Secondo una stima prudenziale, solo il dispiegamento di uomini, mezzi e strumenti – tra straordinari, trasferte, attrezzature e consulenze – può facilmente superare i 500mila euro, e in base alla durata delle attività investigative potrebbe oltrepassare il milione di euro.
I costi delle singole voci sono significativi:
Analisi genetiche: tra 5.000 e 50.000 euro;
Perizie medico-legali e balistiche;
Impiego straordinario di personale investigativo e tecnico.
E questo senza considerare l’eventuale fase processuale, che comporta ulteriori spese per udienze, notifiche, difese d’ufficio, periti del tribunale, spese di struttura. Riaprire un caso giudiziario chiuso implica anche un’altra conseguenza, non solo economica ma politica e istituzionale: l’ammissione implicita che una delle due indagini – quella originaria o quella attuale – possa essere stata fallace.
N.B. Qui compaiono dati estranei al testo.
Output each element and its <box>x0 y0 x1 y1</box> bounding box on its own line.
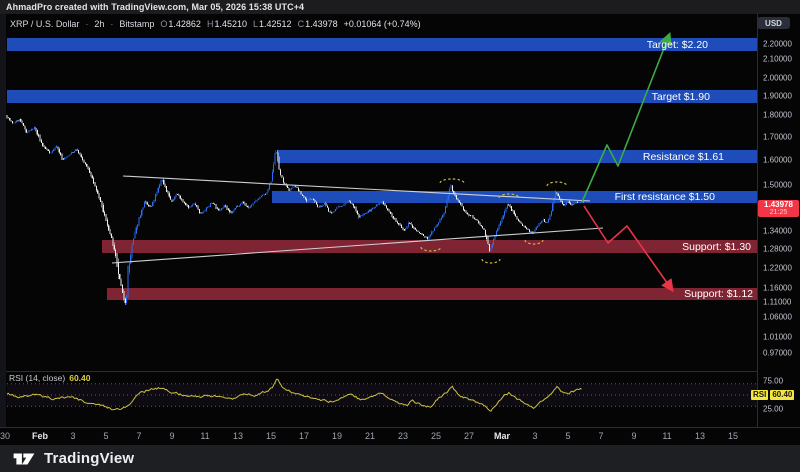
time-tick-9: 9 <box>169 431 175 441</box>
time-tick-Feb: Feb <box>31 431 49 441</box>
price-tick-2.00000: 2.00000 <box>763 73 792 83</box>
separator-dot: · <box>85 19 89 29</box>
watermark-bar: AhmadPro created with TradingView.com, M… <box>0 0 800 14</box>
rsi-axis-badge: RSI 60.40 <box>751 390 795 400</box>
rsi-current-value: 60.40 <box>69 373 91 383</box>
rsi-badge-label: RSI <box>751 390 769 400</box>
price-tick-1.80000: 1.80000 <box>763 110 792 120</box>
zone-support-1-30[interactable] <box>102 240 757 253</box>
swing-annotation[interactable] <box>481 258 501 264</box>
swing-annotation[interactable] <box>439 178 465 184</box>
price-tick-1.60000: 1.60000 <box>763 155 792 165</box>
rsi-badge-value: 60.40 <box>770 390 795 400</box>
bullish-projection[interactable] <box>581 32 672 203</box>
rsi-tick-25.00: 25.00 <box>763 404 784 414</box>
price-tick-2.20000: 2.20000 <box>763 39 792 49</box>
time-tick-25: 25 <box>430 431 442 441</box>
swing-annotation[interactable] <box>546 181 568 187</box>
price-tick-1.01000: 1.01000 <box>763 332 792 342</box>
time-tick-3: 3 <box>532 431 538 441</box>
time-tick-11: 11 <box>200 431 210 441</box>
tradingview-brand-text[interactable]: TradingView <box>44 450 135 467</box>
price-tick-1.70000: 1.70000 <box>763 132 792 142</box>
time-tick-15: 15 <box>265 431 277 441</box>
zone-target-1-90[interactable] <box>7 90 757 103</box>
footer-bar: TradingView <box>0 445 800 472</box>
last-price-value: 1.43978 <box>764 200 793 209</box>
ohlc-open: O1.42862 <box>160 19 201 29</box>
candlestick-series[interactable] <box>6 114 584 306</box>
time-tick-13: 13 <box>232 431 244 441</box>
change-label: +0.01064 (+0.74%) <box>343 19 421 29</box>
swing-annotation[interactable] <box>498 193 520 199</box>
price-tick-1.06000: 1.06000 <box>763 312 792 322</box>
price-tick-1.90000: 1.90000 <box>763 91 792 101</box>
price-axis-border <box>757 14 758 427</box>
exchange-label[interactable]: Bitstamp <box>119 19 155 29</box>
rsi-pane[interactable] <box>6 378 757 412</box>
zone-layer[interactable] <box>7 38 757 300</box>
time-tick-11: 11 <box>662 431 672 441</box>
zone-resistance-1-61[interactable] <box>277 150 757 163</box>
zone-support-1-12[interactable] <box>107 288 757 300</box>
time-tick-19: 19 <box>331 431 343 441</box>
rsi-line <box>6 378 582 412</box>
separator-dot: · <box>110 19 114 29</box>
tradingview-logo-icon[interactable] <box>12 450 36 468</box>
time-tick-17: 17 <box>298 431 310 441</box>
swing-annotation-layer[interactable] <box>420 178 568 264</box>
rsi-title-text[interactable]: RSI (14, close) <box>9 373 66 383</box>
interval-label[interactable]: 2h <box>94 19 105 29</box>
symbol-title[interactable]: XRP / U.S. Dollar <box>10 19 80 29</box>
time-tick-21: 21 <box>364 431 376 441</box>
rsi-tick-75.00: 75.00 <box>763 376 784 386</box>
time-tick-5: 5 <box>103 431 109 441</box>
currency-toggle-button[interactable]: USD <box>757 17 790 29</box>
swing-annotation[interactable] <box>420 246 442 252</box>
price-chart-canvas[interactable] <box>0 0 757 445</box>
time-tick-23: 23 <box>397 431 409 441</box>
bar-countdown: 21:25 <box>769 209 788 216</box>
time-tick-30: 30 <box>0 431 11 441</box>
ohlc-low: L1.42512 <box>253 19 292 29</box>
rsi-indicator-legend[interactable]: RSI (14, close) 60.40 <box>9 373 91 383</box>
swing-annotation[interactable] <box>524 239 544 245</box>
ohlc-close: C1.43978 <box>297 19 338 29</box>
trendline-layer[interactable] <box>111 175 604 264</box>
symbol-legend[interactable]: XRP / U.S. Dollar · 2h · Bitstamp O1.428… <box>10 19 421 29</box>
time-tick-9: 9 <box>631 431 637 441</box>
lower-trendline[interactable] <box>111 227 604 264</box>
price-tick-1.50000: 1.50000 <box>763 180 792 190</box>
bearish-projection[interactable] <box>583 205 674 293</box>
time-tick-15: 15 <box>727 431 739 441</box>
price-tick-0.97000: 0.97000 <box>763 348 792 358</box>
upper-trendline[interactable] <box>122 175 591 202</box>
watermark-text: AhmadPro created with TradingView.com, M… <box>6 2 305 12</box>
time-tick-13: 13 <box>694 431 706 441</box>
zone-target-2-20[interactable] <box>7 38 757 51</box>
last-price-tag: 1.43978 21:25 <box>758 200 799 217</box>
price-tick-1.34000: 1.34000 <box>763 226 792 236</box>
ohlc-high: H1.45210 <box>206 19 247 29</box>
time-tick-5: 5 <box>565 431 571 441</box>
time-tick-3: 3 <box>70 431 76 441</box>
time-tick-Mar: Mar <box>493 431 511 441</box>
time-tick-7: 7 <box>136 431 142 441</box>
price-tick-2.10000: 2.10000 <box>763 54 792 64</box>
price-tick-1.28000: 1.28000 <box>763 244 792 254</box>
price-tick-1.16000: 1.16000 <box>763 283 792 293</box>
left-edge-strip <box>0 14 6 427</box>
time-axis[interactable]: 30 Feb 3 5 7 9 11 13 15 17 19 21 23 25 27 Mar 3 5 7 9 11 13 15 <box>0 427 800 446</box>
time-tick-7: 7 <box>598 431 604 441</box>
price-tick-1.11000: 1.11000 <box>763 297 792 307</box>
price-tick-1.22000: 1.22000 <box>763 263 792 273</box>
time-tick-27: 27 <box>463 431 475 441</box>
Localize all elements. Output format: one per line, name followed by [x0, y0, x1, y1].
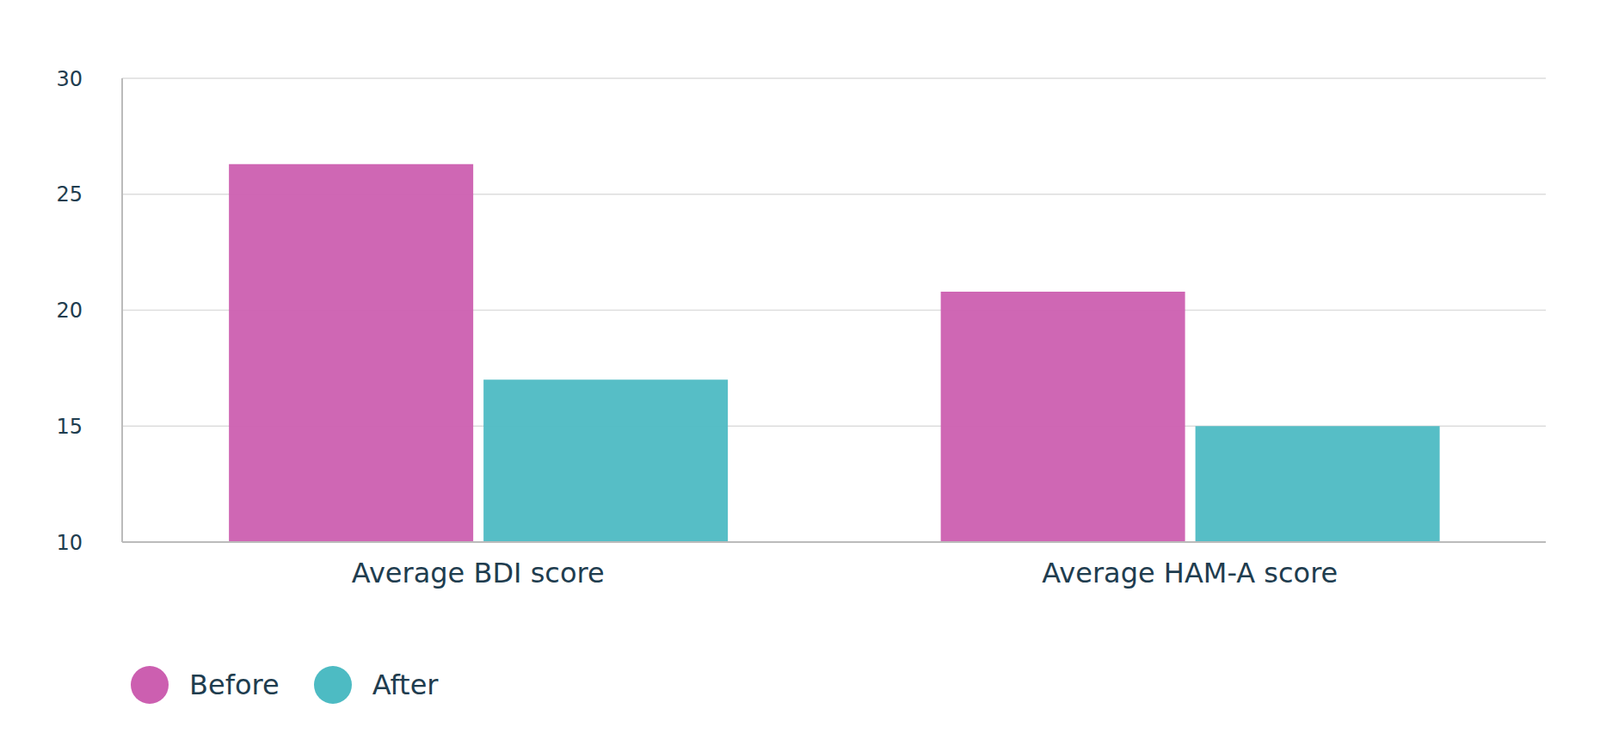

Il rischio è doppio: da un lato un errore giudiziario, dall’altro risorse pubbliche spese inutilmente. Non è la prima volta che in Italia si affrontano indagini complesse e costose su cold case o casi controversi. Il caso di Serena Mollicone, ad esempio, ha richiesto perizie sofisticate – come quella sulla porta della caserma di Arce – con un importante impiego di esperti forensi. Nel caso di Elisa Claps, la fase istruttoria successiva al ritrovamento del corpo nel sottotetto della chiesa di Potenza ha comportato accertamenti medico-legali e rogatorie internazionali, sotto la direzione della Procura di Salerno. E nel caso di Yara Gambirasio, la sola attività genetica condotta dal Ris dei carabinieri, con oltre 18.000 profili analizzati, è considerata uno dei più vasti esempi di investigazione genetica mai realizzati in Italia.